Shell lifts dividend, returns to profit in Q3
Royal Dutch Shell on Thursday unveiled a plan to increase dividends and cut debt as it swung to a small third quarter profit.
The energy giant lifted its dividend by 4% quarter on quarter to 16.65 cents a share. Adjusted earnings were $955m for the three months to the end of September, easily beating analyst forecasts of a $146m profit, but well below the $4.76bn recorded for the same period last year as global oil prices collapsed in the face of the Covid-19 pandemic.
Shell reported a $177m profit on a current cost of supplies basis, compared with a $18.4bn loss in the second quarter.
The company said it planned to reduce debt to $65bn from $73.5bn at the end of September and a target to distribute a total of 20-30% of cash flow from operations to shareholders.
Earnings were hit by lower for oil and liquefied natural gas prices, and weaker refining, partly offset by reduced operating expenses and better marketing margins. Gearing fell to 31.4% from 32.7% in the second quarter.

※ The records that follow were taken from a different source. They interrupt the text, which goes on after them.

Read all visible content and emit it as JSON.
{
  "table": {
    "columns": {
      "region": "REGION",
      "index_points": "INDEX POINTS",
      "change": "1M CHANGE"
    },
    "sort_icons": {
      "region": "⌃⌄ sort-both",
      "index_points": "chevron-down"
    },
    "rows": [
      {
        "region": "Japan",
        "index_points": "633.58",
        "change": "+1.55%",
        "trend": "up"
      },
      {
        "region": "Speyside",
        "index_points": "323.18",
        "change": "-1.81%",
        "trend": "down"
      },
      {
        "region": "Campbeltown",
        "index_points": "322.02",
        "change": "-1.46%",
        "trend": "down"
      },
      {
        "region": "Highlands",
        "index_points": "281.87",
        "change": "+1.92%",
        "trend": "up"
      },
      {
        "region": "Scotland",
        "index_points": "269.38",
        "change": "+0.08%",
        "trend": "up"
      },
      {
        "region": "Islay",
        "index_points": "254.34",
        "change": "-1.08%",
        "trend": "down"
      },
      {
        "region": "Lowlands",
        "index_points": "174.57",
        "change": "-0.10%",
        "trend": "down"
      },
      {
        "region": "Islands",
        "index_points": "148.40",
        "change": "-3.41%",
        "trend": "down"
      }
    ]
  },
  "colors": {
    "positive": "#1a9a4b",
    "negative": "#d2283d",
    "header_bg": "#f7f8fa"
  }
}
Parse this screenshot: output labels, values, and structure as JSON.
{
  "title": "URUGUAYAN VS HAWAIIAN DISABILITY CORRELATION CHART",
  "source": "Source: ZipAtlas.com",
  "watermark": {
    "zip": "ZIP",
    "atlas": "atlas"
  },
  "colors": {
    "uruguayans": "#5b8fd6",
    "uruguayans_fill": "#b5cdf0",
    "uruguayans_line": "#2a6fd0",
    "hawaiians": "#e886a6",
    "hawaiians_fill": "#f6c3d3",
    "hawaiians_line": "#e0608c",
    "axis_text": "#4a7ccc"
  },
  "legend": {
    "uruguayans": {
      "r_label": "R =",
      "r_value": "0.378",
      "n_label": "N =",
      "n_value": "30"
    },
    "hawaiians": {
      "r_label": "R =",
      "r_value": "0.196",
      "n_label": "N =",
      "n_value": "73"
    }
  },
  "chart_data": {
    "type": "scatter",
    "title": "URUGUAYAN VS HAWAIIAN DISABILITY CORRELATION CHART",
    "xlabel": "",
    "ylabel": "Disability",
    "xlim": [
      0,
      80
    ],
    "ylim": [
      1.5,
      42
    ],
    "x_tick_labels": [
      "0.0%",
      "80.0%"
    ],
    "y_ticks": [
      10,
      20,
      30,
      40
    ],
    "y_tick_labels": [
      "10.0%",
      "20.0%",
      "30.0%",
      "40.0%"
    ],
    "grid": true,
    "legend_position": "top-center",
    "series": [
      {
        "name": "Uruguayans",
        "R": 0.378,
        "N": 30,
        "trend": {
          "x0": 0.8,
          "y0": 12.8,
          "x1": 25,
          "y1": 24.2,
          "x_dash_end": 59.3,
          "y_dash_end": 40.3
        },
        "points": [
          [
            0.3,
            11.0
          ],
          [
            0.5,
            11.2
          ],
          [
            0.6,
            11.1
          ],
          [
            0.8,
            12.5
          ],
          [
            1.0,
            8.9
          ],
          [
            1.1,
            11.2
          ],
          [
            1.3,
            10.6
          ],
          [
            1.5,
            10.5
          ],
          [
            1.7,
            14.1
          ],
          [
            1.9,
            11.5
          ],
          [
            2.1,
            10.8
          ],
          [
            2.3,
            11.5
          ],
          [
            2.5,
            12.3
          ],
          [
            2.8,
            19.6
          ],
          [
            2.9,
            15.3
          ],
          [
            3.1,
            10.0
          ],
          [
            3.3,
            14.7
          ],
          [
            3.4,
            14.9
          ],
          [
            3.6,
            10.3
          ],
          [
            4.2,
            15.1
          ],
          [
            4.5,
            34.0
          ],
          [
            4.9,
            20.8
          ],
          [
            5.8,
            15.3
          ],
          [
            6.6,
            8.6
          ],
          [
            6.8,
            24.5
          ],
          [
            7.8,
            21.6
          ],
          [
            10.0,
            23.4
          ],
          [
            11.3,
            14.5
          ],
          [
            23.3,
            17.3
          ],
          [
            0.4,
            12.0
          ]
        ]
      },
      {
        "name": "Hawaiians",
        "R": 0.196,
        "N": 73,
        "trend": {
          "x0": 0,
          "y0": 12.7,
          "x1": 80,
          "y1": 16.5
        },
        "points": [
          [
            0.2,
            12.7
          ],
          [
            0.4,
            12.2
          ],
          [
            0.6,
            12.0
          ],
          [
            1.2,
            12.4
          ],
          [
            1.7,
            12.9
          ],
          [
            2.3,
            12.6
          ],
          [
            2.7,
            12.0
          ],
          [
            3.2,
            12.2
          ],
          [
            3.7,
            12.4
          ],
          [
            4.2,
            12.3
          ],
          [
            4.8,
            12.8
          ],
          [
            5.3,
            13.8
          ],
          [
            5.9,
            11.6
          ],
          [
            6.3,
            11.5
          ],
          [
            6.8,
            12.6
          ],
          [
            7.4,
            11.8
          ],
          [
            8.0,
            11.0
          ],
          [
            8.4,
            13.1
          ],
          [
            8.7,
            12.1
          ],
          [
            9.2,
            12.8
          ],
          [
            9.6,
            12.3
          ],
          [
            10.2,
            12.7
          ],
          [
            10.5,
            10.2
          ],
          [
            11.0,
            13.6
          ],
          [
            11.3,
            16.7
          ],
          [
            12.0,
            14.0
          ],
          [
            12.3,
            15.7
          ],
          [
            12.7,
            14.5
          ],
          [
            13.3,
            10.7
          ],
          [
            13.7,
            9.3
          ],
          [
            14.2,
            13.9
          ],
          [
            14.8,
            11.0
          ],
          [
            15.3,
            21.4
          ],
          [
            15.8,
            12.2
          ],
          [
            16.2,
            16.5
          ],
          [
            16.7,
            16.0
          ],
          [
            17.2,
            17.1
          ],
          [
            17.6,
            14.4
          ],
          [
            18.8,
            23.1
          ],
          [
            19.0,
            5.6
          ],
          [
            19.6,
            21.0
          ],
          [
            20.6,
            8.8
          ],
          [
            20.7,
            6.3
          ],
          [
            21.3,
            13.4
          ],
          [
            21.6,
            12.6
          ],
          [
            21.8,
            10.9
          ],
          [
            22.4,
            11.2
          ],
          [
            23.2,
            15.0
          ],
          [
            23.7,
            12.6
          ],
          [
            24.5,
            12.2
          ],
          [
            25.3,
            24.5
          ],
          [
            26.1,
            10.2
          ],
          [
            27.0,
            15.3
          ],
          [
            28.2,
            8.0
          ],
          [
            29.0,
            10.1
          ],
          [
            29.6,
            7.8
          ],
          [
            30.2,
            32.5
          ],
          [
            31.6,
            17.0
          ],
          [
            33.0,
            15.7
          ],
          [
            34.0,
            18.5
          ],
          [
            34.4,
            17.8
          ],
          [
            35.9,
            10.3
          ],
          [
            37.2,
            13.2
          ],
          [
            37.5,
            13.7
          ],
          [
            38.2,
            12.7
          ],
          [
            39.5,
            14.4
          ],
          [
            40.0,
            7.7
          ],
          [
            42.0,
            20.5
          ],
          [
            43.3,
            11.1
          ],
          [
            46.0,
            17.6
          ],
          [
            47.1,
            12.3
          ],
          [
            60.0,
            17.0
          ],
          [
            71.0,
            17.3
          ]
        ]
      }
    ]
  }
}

“The strength of our performance gives us the confidence to lay out our strategic direction, resume dividend growth and to provide clarity on the cash allocation framework, with clear parameters to increase shareholder distributions,” said chief executive Ben Van Beurden.
Shell cut its dividend in April for the first time since the second world war. The company also cut the value of its oil and gas assets, alongside many of its rivals, as market prices plunged in response to falling demand for transport fuels this year.
It reported another writedown of almost $1bn on its Australian gas project, Prelude, in its third-quarter results.
Steven Clayton, fund manager with Hargreaves Lansdown, said Shell was "doing a good impression of a contortionist, as it tries to reshape itself from being a major oil & gas producer, to a carbon-neutral energy company".
"At the same time, the weak demand environment is putting the pressure on. Quarterly profits were better than some feared, but when the overall result is an 80% drop in earnings, that’s a funny sort of win. But Shell are trying to get back on the front foot, after a year which has seen their share price slump, by setting out their stall to investors."
"It all hinges on a radical restructuring that will see the group focus down onto core assets, shedding billions of dollars of non-core businesses. If it can transform itself in the way it suggests then shareholders can look forward to a steady growth in income, from a stock that yields over 5%. The shares opened almost 4% higher on the news as the market welcomes Shell’s return to dividend growth.”